DAVE: I think we got likened in those days...bands like Venom and Demon were like the working man's metal. Looking back, it was probably the wrong name [laughs]. It's like saying, in 1966 the name Pink Floyd [was suitable] and in 1980 the name is not right. But you live with something and I think over the years people get used to that. It was just a name at the time that we liked, and in those days you recorded an album in like three days, and you didn't think that 20 odd years later people would still be buying your music. It's great when we see people who travel to see us still bring those old albums with them and you think that something you recorded in your back room in 1980 is still in someone's collection. And that's still a great thrill these days to go on stage and hear people singing those songs. I even find it difficult singing the lyrics! [Laughs]. I usually sing the first verse second and the second verse third, or something like. And it's funny playing in front of non-English-speaking audiences, they know the lyrics better than I do!
SW: I've noticed many of the NWOBHM bands from the early '80s have since reformed, and reissued many of the old classic albums and singles. But DEMON actually never broke-up, correct?

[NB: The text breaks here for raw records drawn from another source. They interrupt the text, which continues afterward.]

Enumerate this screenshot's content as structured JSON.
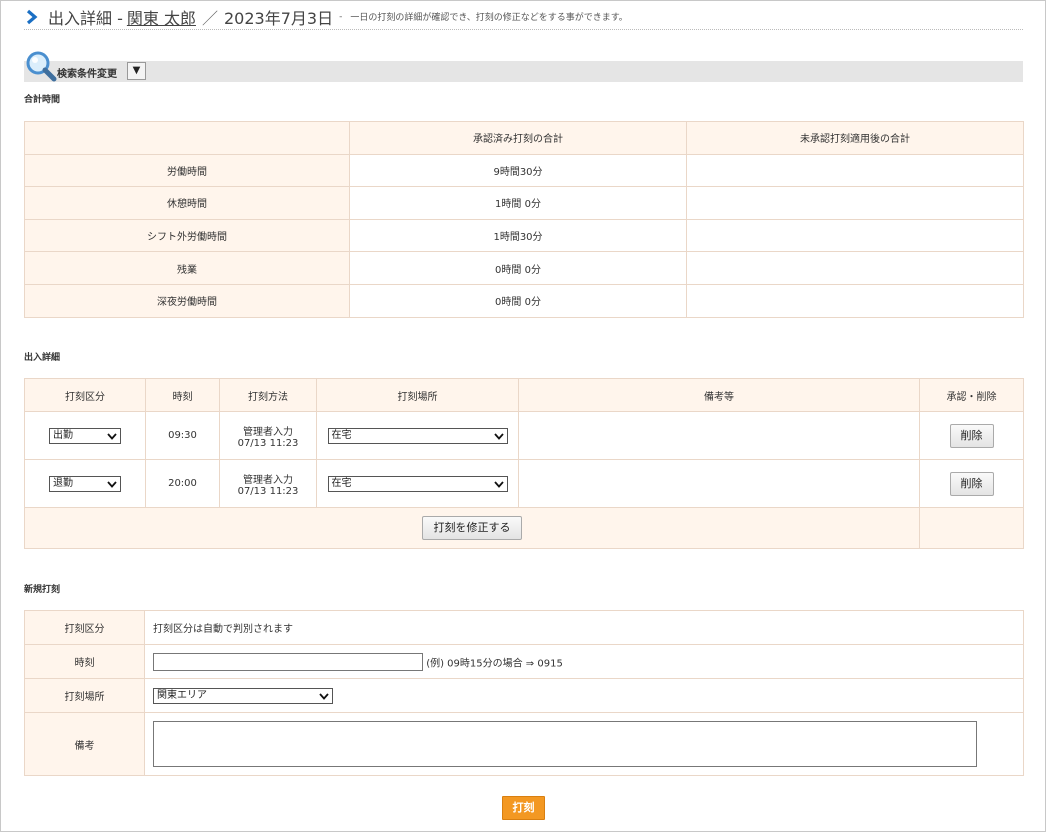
{
  "header": {
    "title": "出入詳細 - ",
    "employee_name": "関東 太郎",
    "separator": "／",
    "date": "2023年7月3日",
    "dash": "-",
    "description": "一日の打刻の詳細が確認でき、打刻の修正などをする事ができます。"
  },
  "search": {
    "label": "検索条件変更",
    "toggle": "▼"
  },
  "totals": {
    "section_label": "合計時間",
    "columns": [
      "",
      "承認済み打刻の合計",
      "未承認打刻適用後の合計"
    ],
    "rows": [
      {
        "label": "労働時間",
        "approved": "9時間30分",
        "unapproved": ""
      },
      {
        "label": "休憩時間",
        "approved": "1時間 0分",
        "unapproved": ""
      },
      {
        "label": "シフト外労働時間",
        "approved": "1時間30分",
        "unapproved": ""
      },
      {
        "label": "残業",
        "approved": "0時間 0分",
        "unapproved": ""
      },
      {
        "label": "深夜労働時間",
        "approved": "0時間 0分",
        "unapproved": ""
      }
    ]
  },
  "detail": {
    "section_label": "出入詳細",
    "columns": [
      "打刻区分",
      "時刻",
      "打刻方法",
      "打刻場所",
      "備考等",
      "承認・削除"
    ],
    "rows": [
      {
        "type": "出勤",
        "time": "09:30",
        "method_line1": "管理者入力",
        "method_line2": "07/13 11:23",
        "place": "在宅",
        "note": "",
        "action": "削除"
      },
      {
        "type": "退勤",
        "time": "20:00",
        "method_line1": "管理者入力",
        "method_line2": "07/13 11:23",
        "place": "在宅",
        "note": "",
        "action": "削除"
      }
    ],
    "modify_button": "打刻を修正する"
  },
  "new_entry": {
    "section_label": "新規打刻",
    "type_label": "打刻区分",
    "type_value": "打刻区分は自動で判別されます",
    "time_label": "時刻",
    "time_value": "",
    "time_hint": "(例) 09時15分の場合 ⇒ 0915",
    "place_label": "打刻場所",
    "place_value": "関東エリア",
    "note_label": "備考",
    "note_value": ""
  },
  "submit_label": "打刻"
}
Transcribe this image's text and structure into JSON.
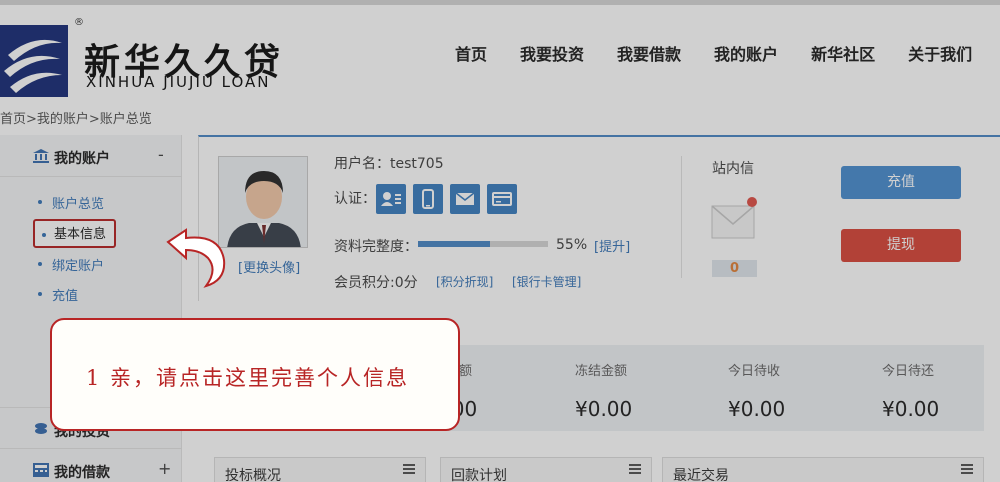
{
  "header": {
    "logo_cn": "新华久久贷",
    "logo_en": "XINHUA JIUJIU LOAN",
    "logo_reg": "®",
    "nav": [
      "首页",
      "我要投资",
      "我要借款",
      "我的账户",
      "新华社区",
      "关于我们"
    ]
  },
  "breadcrumb": "首页>我的账户>账户总览",
  "sidebar": {
    "section_account": "我的账户",
    "section_account_toggle": "-",
    "items": [
      "账户总览",
      "基本信息",
      "绑定账户",
      "充值"
    ],
    "section_invest": "我的投资",
    "section_loan": "我的借款",
    "section_loan_toggle": "+"
  },
  "profile": {
    "username": "用户名：test705",
    "auth_label": "认证：",
    "change_avatar": "[更换头像]",
    "complete_label": "资料完整度：",
    "complete_pct": "55%",
    "complete_value": 0.55,
    "complete_link": "[提升]",
    "points": "会员积分:0分",
    "link_points": "[积分折现]",
    "link_bank": "[银行卡管理]"
  },
  "messages": {
    "label": "站内信",
    "count": "0"
  },
  "buttons": {
    "recharge": "充值",
    "withdraw": "提现"
  },
  "stats": [
    {
      "label": "可用余额",
      "value": "¥0.00"
    },
    {
      "label": "冻结金额",
      "value": "¥0.00"
    },
    {
      "label": "今日待收",
      "value": "¥0.00"
    },
    {
      "label": "今日待还",
      "value": "¥0.00"
    }
  ],
  "boxes": [
    "投标概况",
    "回款计划",
    "最近交易"
  ],
  "note": {
    "text": "1 亲，请点击这里完善个人信息"
  },
  "colors": {
    "primary": "#4c8fd0",
    "danger": "#d9483b",
    "annotation": "#b82525"
  }
}
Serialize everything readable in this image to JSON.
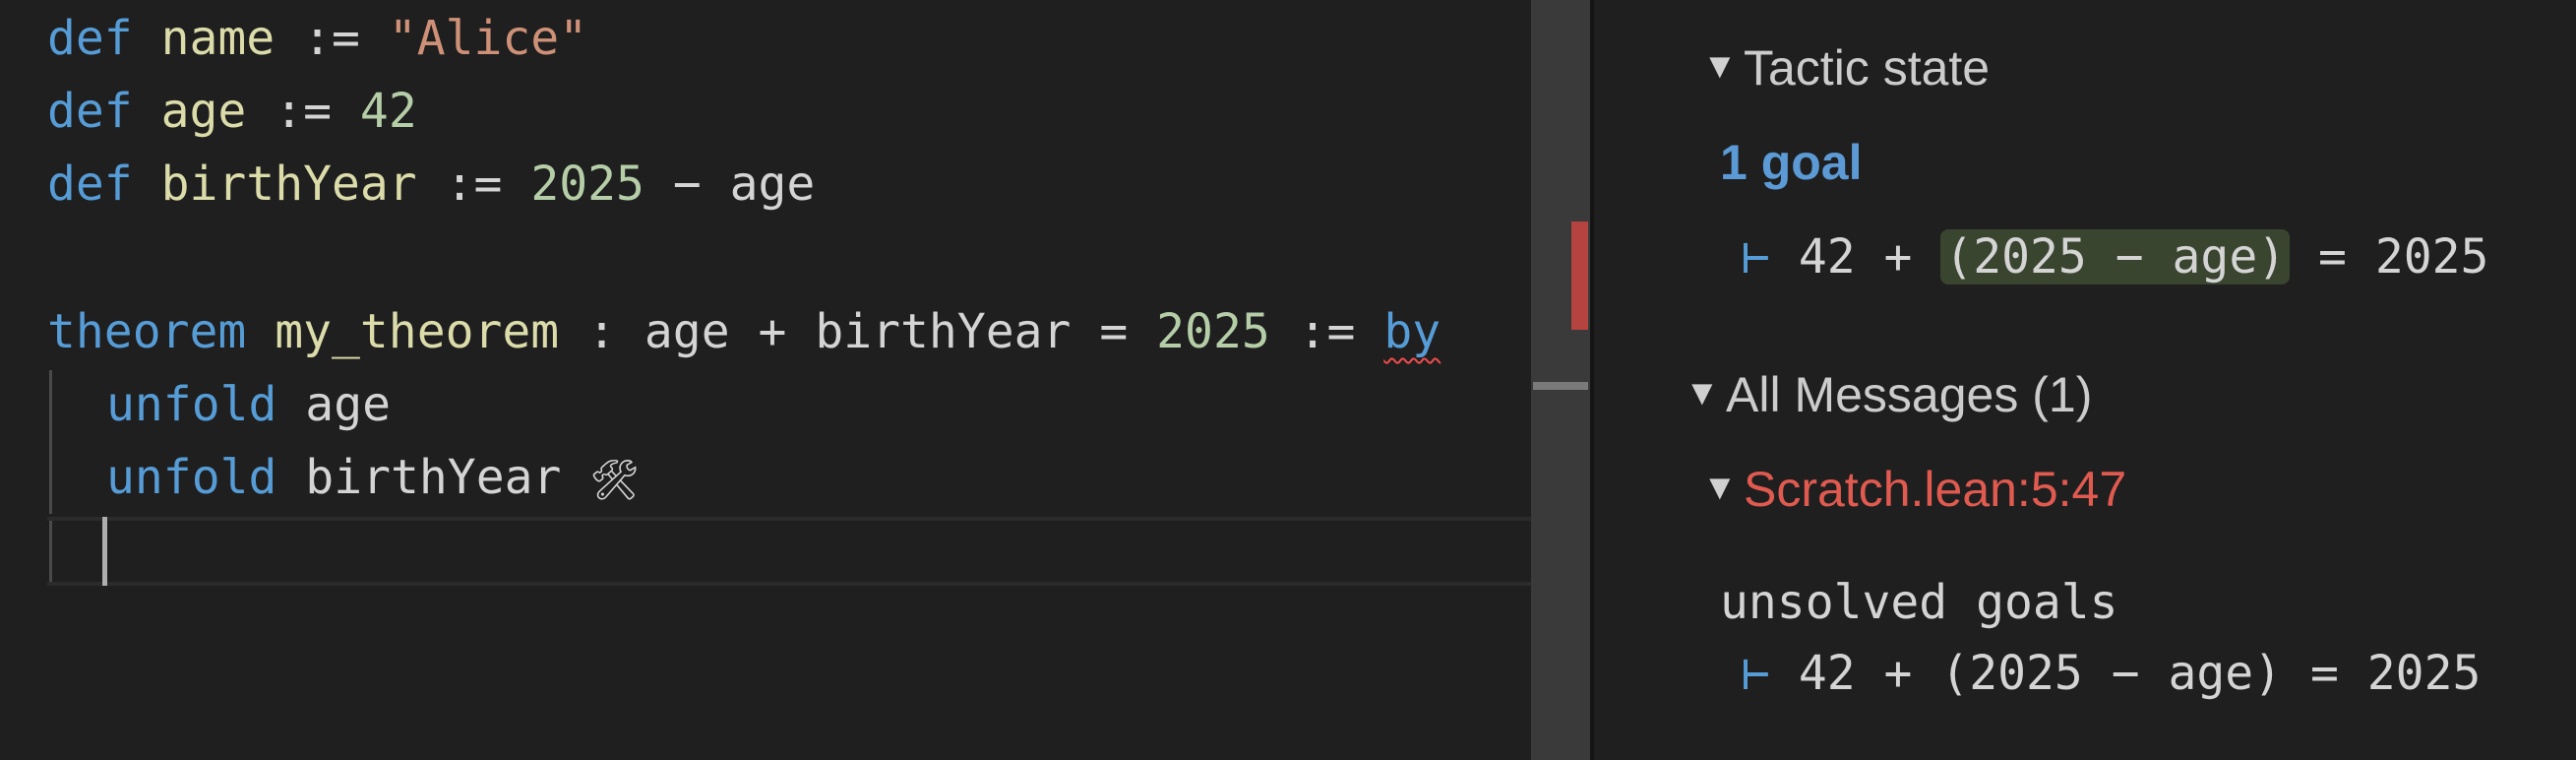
{
  "editor": {
    "lines": [
      {
        "kw": "def",
        "name": "name",
        "op": ":=",
        "value": "\"Alice\""
      },
      {
        "kw": "def",
        "name": "age",
        "op": ":=",
        "value": "42"
      },
      {
        "kw": "def",
        "name": "birthYear",
        "op": ":=",
        "value": "2025",
        "minus": "−",
        "rhs": "age"
      },
      {
        "kw": "theorem",
        "name": "my_theorem",
        "colon": ":",
        "lhs1": "age",
        "plus": "+",
        "lhs2": "birthYear",
        "eq": "=",
        "value": "2025",
        "assign": ":=",
        "by": "by"
      },
      {
        "kw": "unfold",
        "arg": "age"
      },
      {
        "kw": "unfold",
        "arg": "birthYear",
        "icon": "🛠"
      }
    ]
  },
  "infoview": {
    "tactic_state": {
      "toggle": "▼",
      "title": "Tactic state",
      "goal_count": "1 goal",
      "goal": {
        "turnstile": "⊢",
        "a": "42",
        "plus": "+",
        "paren": "(2025 − age)",
        "eq": "=",
        "rhs": "2025"
      }
    },
    "all_messages": {
      "toggle": "▼",
      "title": "All Messages (1)"
    },
    "message": {
      "toggle": "▼",
      "location": "Scratch.lean:5:47",
      "text": "unsolved goals",
      "goal": {
        "turnstile": "⊢",
        "expr": "42 + (2025 − age) = 2025"
      }
    }
  },
  "colors": {
    "keyword": "#569cd6",
    "function": "#dcdcaa",
    "string": "#ce9178",
    "number": "#b5cea8",
    "error": "#e05a50",
    "goal_count": "#5c9ad6"
  }
}
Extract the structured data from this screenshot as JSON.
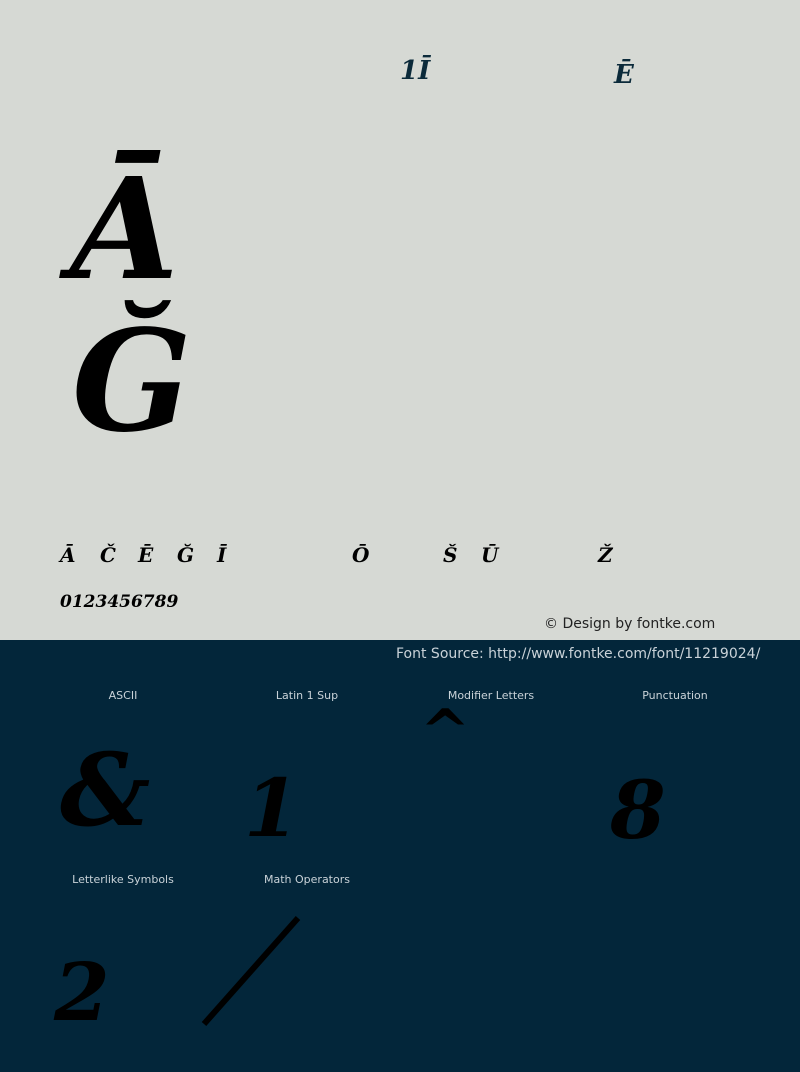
{
  "top_glyphs": [
    "1Ī",
    "Ē"
  ],
  "large_glyphs": [
    "Ā",
    "Ğ"
  ],
  "row_glyphs": [
    "Ā",
    "Č",
    "Ē",
    "Ğ",
    "Ī",
    "Ō",
    "Š",
    "Ū",
    "Ž"
  ],
  "digits": "0123456789",
  "credit": "© Design by fontke.com",
  "source": "Font Source: http://www.fontke.com/font/11219024/",
  "categories": [
    {
      "label": "ASCII",
      "glyph": "&"
    },
    {
      "label": "Latin 1 Sup",
      "glyph": "1"
    },
    {
      "label": "Modifier Letters",
      "glyph": "^"
    },
    {
      "label": "Punctuation",
      "glyph": "8"
    },
    {
      "label": "Letterlike Symbols",
      "glyph": "2"
    },
    {
      "label": "Math Operators",
      "glyph": "/"
    }
  ],
  "colors": {
    "background_top": "#d6d9d4",
    "background_bottom": "#03263a",
    "glyph_top": "#0b2a3a"
  }
}
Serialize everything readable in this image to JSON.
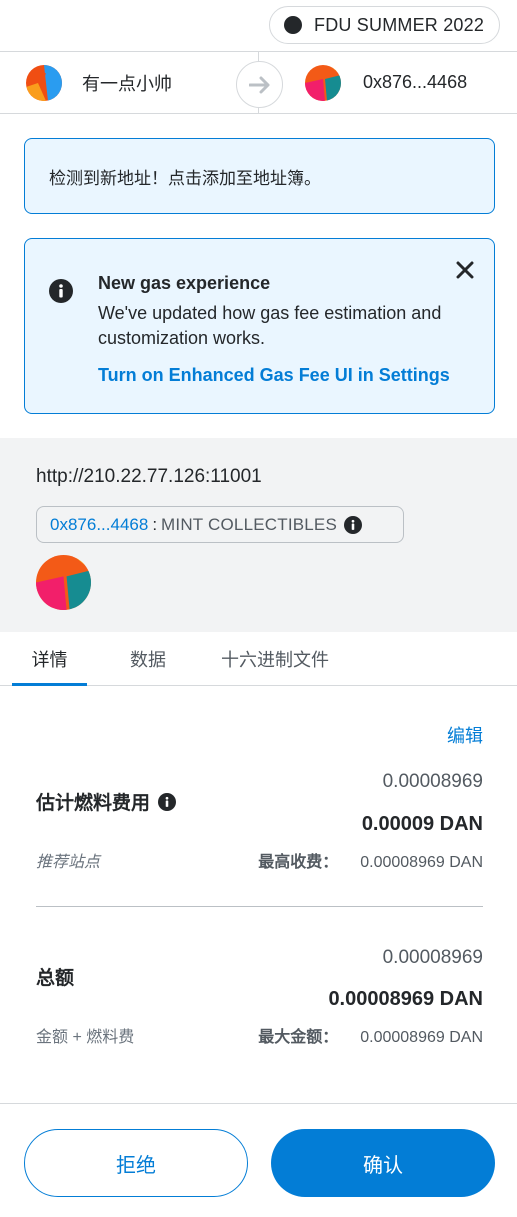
{
  "network": {
    "name": "FDU SUMMER 2022"
  },
  "sender": {
    "name": "有一点小帅"
  },
  "recipient": {
    "address": "0x876...4468"
  },
  "alerts": {
    "new_address": "检测到新地址！点击添加至地址簿。",
    "gas_title": "New gas experience",
    "gas_desc": "We've updated how gas fee estimation and customization works.",
    "gas_link": "Turn on Enhanced Gas Fee UI in Settings"
  },
  "origin": {
    "url": "http://210.22.77.126:11001",
    "contract_address": "0x876...4468",
    "separator": ":",
    "method": "MINT COLLECTIBLES"
  },
  "tabs": [
    {
      "label": "详情",
      "active": true
    },
    {
      "label": "数据",
      "active": false
    },
    {
      "label": "十六进制文件",
      "active": false
    }
  ],
  "details": {
    "edit_label": "编辑",
    "gas": {
      "label": "估计燃料费用",
      "secondary": "0.00008969",
      "primary": "0.00009 DAN",
      "site_label": "推荐站点",
      "max_label": "最高收费：",
      "max_value": "0.00008969 DAN"
    },
    "total": {
      "label": "总额",
      "secondary": "0.00008969",
      "primary": "0.00008969 DAN",
      "sub_label": "金额 + 燃料费",
      "max_label": "最大金额：",
      "max_value": "0.00008969 DAN"
    }
  },
  "footer": {
    "reject": "拒绝",
    "confirm": "确认"
  },
  "colors": {
    "accent": "#037dd6",
    "alert_bg": "#eaf6ff",
    "origin_bg": "#f2f3f4"
  }
}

DAVE: We just moved on. I think with a lot of the bands, at least in the last few years, there have been metal festivals in Scandinavia and throughout Europe, so some of those bands from that era have been reforming [to play those types of festivals]. And I think it's a shame sometimes, it's like many of them haven't done anything in the past twenty years, and I think it's quite wrong sometimes since its pretty obvious with some of the bands. But some of them are still very good. It's like, it originally started out as a good idea, but they're selling it short. Someone [a promoter] comes along twenty years down the line and puts a band together and calls it whatever that band was in 1980, and they'll call it a "NWOBHM show". And I have seen some of the shows, and many don't contain any of the original artists except maybe the singer...who was the second singer. The one thing with DEMON is we were always a street-wise band, we did have a major company but we were never a "major" band. We just continued to make albums for the past 20 years and we've had a very loyal, almost cult-like, following. It would be very nice to sell 2 million albums and suddenly make a lot of money from it but the main motivation with DEMON has always been honest, and to make a better record. We did take some time off in the '90s - we went from 1980 to 1995 touring and putting out albums. I think we have a very respected name, since we always stuck by what we believed in and we always perform well live.